With a powerful blend of programming expertise and extensive wet lab experience in genomics and proteomics, I am uniquely positioned to bridge the gap between laboratory science and computational analysis. My postdoctoral journey, building upon a robust foundation from my Ph.D., has propelled me into emerging scientific areas, particularly machine learning. Over the past three years as a genomics postdoctoral fellow at the College of Computer Science and Engineering at the University of South Carolina, I have significantly enhanced my programming skills, enabling me to analyze high-throughput data in genomics, proteomics, and protein structure with exceptional precision.
This experience has equipped me with advanced skills tailored specifically for research in genomics data analysis, encompassing everything from sequence analysis to network construction. My expertise extends to handling gene expression and gene methylation data, as well as exploring protein structure and the interactions of macromolecules—all critical components in the development of vaccines and pharmaceutical therapies. This multidisciplinary approach allows me to contribute to cutting-edge advancements in medical science, making me an invaluable asset in the pursuit of innovative solutions for vaccine and drug development.
Proficiently scripting within text-based environments ND using R and Python—two of the most prominent programming languages in the field—has enabled me to delve into the cutting-edge realms of artificial intelligence and machine learning. My expertise extends to leveraging the extensive libraries available in these languages in ways that align with biological research. This includes understanding complex biological systems and conducting detailed network analyses of proteins and genes, as well as their interactions.
Utilizing powerful tools such as Cytoscape for network analysis, alongside structural utilities like PyMOL and VMD, I am developing a comprehensive package that bridges the gap between biology and computational analysis. This package, which will soon be enhanced with GROMACS, underscores my commitment to integrating advanced computational techniques with biological research, driving forward innovative solutions in the field.
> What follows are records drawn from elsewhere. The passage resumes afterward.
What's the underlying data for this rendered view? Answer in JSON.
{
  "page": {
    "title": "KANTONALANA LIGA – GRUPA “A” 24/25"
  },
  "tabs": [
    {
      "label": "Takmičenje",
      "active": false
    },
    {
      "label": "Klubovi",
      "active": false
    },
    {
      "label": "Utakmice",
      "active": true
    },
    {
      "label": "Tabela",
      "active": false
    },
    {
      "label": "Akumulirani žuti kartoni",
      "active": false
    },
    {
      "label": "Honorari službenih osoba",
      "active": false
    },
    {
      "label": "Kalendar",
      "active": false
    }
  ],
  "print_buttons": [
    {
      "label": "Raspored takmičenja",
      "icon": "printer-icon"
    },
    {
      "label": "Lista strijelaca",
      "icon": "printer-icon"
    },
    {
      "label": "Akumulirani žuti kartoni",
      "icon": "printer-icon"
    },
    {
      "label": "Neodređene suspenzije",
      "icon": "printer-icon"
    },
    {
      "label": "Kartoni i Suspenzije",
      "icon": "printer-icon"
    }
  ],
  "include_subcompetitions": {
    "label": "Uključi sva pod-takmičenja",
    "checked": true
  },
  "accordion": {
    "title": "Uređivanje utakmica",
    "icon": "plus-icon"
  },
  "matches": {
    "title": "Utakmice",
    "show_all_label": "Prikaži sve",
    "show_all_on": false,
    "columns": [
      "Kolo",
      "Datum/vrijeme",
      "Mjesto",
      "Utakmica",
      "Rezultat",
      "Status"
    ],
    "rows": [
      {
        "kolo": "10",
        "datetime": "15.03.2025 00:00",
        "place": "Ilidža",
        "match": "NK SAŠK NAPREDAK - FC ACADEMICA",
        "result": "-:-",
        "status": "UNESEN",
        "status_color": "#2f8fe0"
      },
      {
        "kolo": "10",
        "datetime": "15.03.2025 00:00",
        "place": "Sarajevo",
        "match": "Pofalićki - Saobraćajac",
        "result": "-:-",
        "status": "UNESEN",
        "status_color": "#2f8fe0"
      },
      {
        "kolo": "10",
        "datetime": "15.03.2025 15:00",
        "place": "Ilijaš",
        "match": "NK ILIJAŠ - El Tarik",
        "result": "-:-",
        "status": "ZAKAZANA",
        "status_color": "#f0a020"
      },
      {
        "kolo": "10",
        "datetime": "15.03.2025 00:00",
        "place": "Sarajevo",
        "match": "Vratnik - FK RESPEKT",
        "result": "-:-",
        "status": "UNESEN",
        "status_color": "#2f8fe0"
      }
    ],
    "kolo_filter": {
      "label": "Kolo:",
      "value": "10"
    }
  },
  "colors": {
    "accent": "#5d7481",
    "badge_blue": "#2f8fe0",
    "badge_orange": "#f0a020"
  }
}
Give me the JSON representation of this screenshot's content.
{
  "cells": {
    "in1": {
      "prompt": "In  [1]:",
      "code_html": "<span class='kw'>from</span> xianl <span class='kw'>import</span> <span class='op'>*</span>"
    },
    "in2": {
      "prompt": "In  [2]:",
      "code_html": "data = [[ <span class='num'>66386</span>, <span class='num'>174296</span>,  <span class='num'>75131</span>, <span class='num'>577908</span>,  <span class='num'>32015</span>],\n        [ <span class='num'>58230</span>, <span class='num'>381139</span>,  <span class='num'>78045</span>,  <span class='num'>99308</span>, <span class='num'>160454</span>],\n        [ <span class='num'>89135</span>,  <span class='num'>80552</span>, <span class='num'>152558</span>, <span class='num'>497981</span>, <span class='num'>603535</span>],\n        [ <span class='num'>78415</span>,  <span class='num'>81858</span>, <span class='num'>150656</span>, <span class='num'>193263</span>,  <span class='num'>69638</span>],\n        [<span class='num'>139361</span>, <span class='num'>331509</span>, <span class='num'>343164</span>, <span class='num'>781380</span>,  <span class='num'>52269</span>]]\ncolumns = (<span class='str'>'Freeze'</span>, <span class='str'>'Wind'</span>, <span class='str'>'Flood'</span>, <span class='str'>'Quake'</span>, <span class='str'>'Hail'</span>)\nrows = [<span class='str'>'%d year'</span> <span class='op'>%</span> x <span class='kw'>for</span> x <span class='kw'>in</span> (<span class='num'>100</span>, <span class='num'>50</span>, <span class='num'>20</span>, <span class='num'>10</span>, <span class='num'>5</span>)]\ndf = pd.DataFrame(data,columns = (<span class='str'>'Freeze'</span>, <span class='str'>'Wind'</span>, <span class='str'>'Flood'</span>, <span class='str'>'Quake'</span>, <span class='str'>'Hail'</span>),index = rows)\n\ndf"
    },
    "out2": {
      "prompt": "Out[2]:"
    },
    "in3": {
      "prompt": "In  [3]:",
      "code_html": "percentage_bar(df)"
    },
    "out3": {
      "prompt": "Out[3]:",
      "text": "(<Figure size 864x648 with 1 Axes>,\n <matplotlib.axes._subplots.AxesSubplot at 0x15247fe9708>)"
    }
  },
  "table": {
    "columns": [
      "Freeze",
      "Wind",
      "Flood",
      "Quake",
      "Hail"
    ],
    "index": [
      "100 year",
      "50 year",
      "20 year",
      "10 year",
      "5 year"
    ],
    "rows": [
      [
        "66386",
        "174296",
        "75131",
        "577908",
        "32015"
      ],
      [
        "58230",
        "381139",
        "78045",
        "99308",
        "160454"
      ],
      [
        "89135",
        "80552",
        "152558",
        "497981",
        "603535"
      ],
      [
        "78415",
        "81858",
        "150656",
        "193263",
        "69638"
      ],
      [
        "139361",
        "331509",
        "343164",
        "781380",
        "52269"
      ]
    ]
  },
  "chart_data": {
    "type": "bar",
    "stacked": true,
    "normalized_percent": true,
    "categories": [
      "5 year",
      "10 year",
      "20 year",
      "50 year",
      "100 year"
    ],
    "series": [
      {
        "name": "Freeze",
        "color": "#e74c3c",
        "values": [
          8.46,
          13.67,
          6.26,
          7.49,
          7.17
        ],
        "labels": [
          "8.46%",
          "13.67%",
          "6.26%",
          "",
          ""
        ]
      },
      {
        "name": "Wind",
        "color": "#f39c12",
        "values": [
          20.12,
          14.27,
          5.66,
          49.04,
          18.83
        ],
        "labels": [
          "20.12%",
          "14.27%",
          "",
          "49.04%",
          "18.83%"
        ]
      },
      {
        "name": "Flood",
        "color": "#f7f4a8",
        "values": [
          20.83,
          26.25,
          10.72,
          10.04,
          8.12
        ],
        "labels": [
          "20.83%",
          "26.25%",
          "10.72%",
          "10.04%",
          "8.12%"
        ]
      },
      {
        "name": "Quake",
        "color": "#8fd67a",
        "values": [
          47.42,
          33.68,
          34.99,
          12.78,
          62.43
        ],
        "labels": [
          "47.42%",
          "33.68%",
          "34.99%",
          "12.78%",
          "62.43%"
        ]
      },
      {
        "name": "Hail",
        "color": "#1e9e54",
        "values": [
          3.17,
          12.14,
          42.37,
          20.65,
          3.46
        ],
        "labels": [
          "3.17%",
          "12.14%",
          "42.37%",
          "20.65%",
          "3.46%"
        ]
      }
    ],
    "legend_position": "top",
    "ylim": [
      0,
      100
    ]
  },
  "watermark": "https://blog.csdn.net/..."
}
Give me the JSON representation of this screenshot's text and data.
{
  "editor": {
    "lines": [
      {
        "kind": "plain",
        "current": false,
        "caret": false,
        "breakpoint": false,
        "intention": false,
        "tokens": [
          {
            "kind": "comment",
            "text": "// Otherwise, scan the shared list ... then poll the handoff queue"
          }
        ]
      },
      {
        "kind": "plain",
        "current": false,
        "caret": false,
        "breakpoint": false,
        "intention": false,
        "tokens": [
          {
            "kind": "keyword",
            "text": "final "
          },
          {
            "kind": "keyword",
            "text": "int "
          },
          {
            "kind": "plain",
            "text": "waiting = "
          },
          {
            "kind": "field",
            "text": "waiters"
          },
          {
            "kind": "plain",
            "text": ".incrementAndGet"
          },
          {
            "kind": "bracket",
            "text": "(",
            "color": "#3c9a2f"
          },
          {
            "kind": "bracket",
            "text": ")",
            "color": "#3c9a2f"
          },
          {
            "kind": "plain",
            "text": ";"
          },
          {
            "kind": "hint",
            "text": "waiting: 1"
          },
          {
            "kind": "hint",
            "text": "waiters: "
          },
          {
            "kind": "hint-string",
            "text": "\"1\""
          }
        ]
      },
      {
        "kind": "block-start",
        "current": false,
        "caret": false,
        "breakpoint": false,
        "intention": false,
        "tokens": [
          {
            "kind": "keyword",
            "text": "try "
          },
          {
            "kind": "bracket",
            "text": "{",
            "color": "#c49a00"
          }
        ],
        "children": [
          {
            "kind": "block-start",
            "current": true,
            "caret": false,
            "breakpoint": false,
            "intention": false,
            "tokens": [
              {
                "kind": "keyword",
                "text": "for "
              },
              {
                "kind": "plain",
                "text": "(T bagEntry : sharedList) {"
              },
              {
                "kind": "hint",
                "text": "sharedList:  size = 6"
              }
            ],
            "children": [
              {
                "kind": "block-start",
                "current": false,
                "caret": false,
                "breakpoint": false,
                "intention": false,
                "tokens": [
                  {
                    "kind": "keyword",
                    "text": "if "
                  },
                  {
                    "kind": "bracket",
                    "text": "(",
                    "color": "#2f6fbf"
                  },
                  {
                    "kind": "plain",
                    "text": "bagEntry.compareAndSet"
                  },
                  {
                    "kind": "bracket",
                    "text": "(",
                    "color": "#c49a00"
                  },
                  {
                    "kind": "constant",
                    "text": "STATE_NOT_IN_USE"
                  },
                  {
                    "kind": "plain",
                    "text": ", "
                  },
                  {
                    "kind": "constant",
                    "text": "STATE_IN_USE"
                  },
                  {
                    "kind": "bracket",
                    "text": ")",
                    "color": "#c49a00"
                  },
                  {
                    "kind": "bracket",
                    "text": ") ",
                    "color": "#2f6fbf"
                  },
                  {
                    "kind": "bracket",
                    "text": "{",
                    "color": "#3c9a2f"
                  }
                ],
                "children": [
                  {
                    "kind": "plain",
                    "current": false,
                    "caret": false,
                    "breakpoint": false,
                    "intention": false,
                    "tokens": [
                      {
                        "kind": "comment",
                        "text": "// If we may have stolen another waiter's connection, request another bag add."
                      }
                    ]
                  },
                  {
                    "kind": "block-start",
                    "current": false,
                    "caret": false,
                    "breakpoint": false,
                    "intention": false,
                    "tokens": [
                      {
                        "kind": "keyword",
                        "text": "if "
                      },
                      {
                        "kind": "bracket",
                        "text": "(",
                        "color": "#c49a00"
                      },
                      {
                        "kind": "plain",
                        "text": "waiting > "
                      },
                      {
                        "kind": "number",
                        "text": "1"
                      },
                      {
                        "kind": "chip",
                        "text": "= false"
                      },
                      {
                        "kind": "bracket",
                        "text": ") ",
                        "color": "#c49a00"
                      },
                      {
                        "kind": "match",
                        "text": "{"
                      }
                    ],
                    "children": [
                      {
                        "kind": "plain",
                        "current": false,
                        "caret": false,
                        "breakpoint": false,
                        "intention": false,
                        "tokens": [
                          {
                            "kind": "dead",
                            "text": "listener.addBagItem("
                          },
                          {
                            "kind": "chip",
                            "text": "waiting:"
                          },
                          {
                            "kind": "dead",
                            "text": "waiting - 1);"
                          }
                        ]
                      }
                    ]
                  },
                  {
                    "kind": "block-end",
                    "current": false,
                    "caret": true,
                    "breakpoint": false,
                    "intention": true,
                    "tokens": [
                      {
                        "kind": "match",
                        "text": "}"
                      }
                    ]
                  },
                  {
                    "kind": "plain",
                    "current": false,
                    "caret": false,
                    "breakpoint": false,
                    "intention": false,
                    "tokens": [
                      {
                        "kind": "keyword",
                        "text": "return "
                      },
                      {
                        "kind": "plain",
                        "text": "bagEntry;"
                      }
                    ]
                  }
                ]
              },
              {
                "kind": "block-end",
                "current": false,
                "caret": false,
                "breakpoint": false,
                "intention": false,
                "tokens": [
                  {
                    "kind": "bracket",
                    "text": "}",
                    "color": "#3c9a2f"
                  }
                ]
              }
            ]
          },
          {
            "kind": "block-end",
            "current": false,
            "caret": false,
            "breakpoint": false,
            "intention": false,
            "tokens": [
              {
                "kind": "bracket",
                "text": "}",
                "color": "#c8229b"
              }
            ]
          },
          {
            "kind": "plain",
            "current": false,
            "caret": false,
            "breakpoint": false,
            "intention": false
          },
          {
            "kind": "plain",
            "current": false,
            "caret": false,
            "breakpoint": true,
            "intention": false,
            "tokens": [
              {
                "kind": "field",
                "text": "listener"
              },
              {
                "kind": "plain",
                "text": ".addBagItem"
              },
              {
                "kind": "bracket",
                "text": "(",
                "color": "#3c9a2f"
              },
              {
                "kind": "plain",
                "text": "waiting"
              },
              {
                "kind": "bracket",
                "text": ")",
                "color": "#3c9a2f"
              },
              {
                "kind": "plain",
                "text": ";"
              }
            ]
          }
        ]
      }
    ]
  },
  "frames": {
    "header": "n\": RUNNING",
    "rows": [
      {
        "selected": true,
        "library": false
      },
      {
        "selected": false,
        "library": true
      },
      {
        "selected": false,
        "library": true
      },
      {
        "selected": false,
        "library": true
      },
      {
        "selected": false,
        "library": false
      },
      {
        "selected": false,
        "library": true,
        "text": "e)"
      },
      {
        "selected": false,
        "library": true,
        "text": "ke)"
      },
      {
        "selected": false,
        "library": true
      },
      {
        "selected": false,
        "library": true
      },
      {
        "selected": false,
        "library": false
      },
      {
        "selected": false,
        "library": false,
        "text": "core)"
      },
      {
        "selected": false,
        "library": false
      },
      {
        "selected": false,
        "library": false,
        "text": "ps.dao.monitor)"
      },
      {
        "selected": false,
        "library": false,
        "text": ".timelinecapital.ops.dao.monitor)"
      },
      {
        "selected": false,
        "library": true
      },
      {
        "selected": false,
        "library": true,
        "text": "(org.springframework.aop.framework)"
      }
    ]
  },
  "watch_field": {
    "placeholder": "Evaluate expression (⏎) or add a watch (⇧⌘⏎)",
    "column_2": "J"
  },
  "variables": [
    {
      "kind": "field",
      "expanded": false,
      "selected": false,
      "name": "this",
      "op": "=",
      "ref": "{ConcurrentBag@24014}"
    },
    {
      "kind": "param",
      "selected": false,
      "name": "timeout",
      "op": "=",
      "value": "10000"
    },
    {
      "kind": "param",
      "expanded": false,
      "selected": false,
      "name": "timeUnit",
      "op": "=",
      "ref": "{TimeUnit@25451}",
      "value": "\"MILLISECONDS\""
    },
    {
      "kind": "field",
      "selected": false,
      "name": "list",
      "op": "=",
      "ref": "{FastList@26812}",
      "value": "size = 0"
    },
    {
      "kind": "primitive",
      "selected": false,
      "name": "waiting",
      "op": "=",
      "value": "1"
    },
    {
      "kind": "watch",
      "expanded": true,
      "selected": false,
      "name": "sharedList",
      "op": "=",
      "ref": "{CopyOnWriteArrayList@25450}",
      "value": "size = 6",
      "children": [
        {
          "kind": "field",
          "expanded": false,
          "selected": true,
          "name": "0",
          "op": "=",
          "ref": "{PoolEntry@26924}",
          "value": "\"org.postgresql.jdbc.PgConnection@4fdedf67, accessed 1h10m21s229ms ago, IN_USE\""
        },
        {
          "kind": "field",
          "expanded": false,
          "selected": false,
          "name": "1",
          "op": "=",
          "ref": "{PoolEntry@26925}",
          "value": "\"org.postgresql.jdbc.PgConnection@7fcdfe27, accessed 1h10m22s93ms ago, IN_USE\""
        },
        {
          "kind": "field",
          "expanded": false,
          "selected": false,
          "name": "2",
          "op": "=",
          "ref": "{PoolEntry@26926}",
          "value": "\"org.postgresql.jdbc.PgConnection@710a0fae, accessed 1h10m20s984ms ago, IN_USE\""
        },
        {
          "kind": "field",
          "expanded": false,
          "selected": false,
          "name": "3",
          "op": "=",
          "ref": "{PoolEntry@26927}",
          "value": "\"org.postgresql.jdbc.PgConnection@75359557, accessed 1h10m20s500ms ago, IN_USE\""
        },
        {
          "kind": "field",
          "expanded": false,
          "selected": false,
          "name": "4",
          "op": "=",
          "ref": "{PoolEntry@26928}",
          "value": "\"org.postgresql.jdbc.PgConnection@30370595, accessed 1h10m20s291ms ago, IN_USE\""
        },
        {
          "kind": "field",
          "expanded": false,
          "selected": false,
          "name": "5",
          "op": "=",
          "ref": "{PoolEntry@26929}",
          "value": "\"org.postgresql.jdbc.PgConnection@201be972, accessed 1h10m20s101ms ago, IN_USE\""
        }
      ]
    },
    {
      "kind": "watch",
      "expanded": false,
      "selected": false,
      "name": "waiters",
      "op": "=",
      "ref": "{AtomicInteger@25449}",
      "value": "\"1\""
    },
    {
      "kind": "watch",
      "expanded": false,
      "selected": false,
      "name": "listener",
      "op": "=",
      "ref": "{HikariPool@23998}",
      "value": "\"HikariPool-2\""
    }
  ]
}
In this rapidly evolving field, I have led five machine learning projects, starting with decision trees in Scikit-learn and advancing to sophisticated neural networks using PyTorch. My multidisciplinary approach, combining advanced programming, machine learning, and a deep understanding of biological systems, makes me an ideal candidate for driving innovations in vaccine and drug discovery. I am committed to pushing the boundaries of science and technology to contribute meaningfully to the development of life-saving medical advancements.
Primer Design
With a deep understanding of PCR lab techniques and real-world sample analysis, paired with advanced programming skills, I can assist in designing custom assays and conducting phylogenetic analysis. My expertise allows me to support the creation of innovative products, services, and experiences that unlock new growth platforms and deliver significant business value.
Sequencing Data Analysis and Phylogeny
My extensive wet lab experience in sequencing has provided me with a profound understanding of sequencing data. When combined with my programming expertise, I am well-equipped to handle any type of sequencing data, perform precise alignments, conduct rigorous quality control checks, and prepare the data for advanced analysis. This unique skill set allows me to seamlessly integrate raw data into meaningful insights, driving research and innovation forward.
Gene Expression Data Analysis
My extensive wet lab experience in sequencing has given me a deep understanding of sequencing data. Combined with my programming skills, I am well-equipped to delve into any type of sequencing data, perform alignments, and conduct thorough quality control checks and prepare them for furthur advance.
Computational Structural Biology
Understanding the intricate structures of biomolecules, such as proteins, nucleic acids, and their complexes, requires the power of programming languages to unravel the complexities hidden within macromolecules. Leveraging state-of-the-art computational techniques, I have developed an all-in-one pipeline that covers every stage, from gene and construct design to the final determination of molecular structures. My extensive background in structural biology, encompassing techniques such as X-ray crystallography and NMR spectroscopy, allows me to support and enhance research efforts in this field. Over the years, I have enriched my experience by solving the structures of various protein targets, contributing valuable insights into their function and interactions.
Cytoscape and Network Analysis
Network analysis has become an essential approach for tackling complex, large-scale datasets in bioinformatics. Cytoscape, a widely used open-source software platform, is specifically designed for visualizing molecular interaction networks and biological pathways. This powerful tool not only allows for the visualization of intricate networks but also supports the integration of diverse data types, including annotations, gene expression profiles, and other state data. By providing a comprehensive view of biological systems, Cytoscape enhances our ability to understand and analyze the complexities of molecular interactions and their implications in various biological contexts.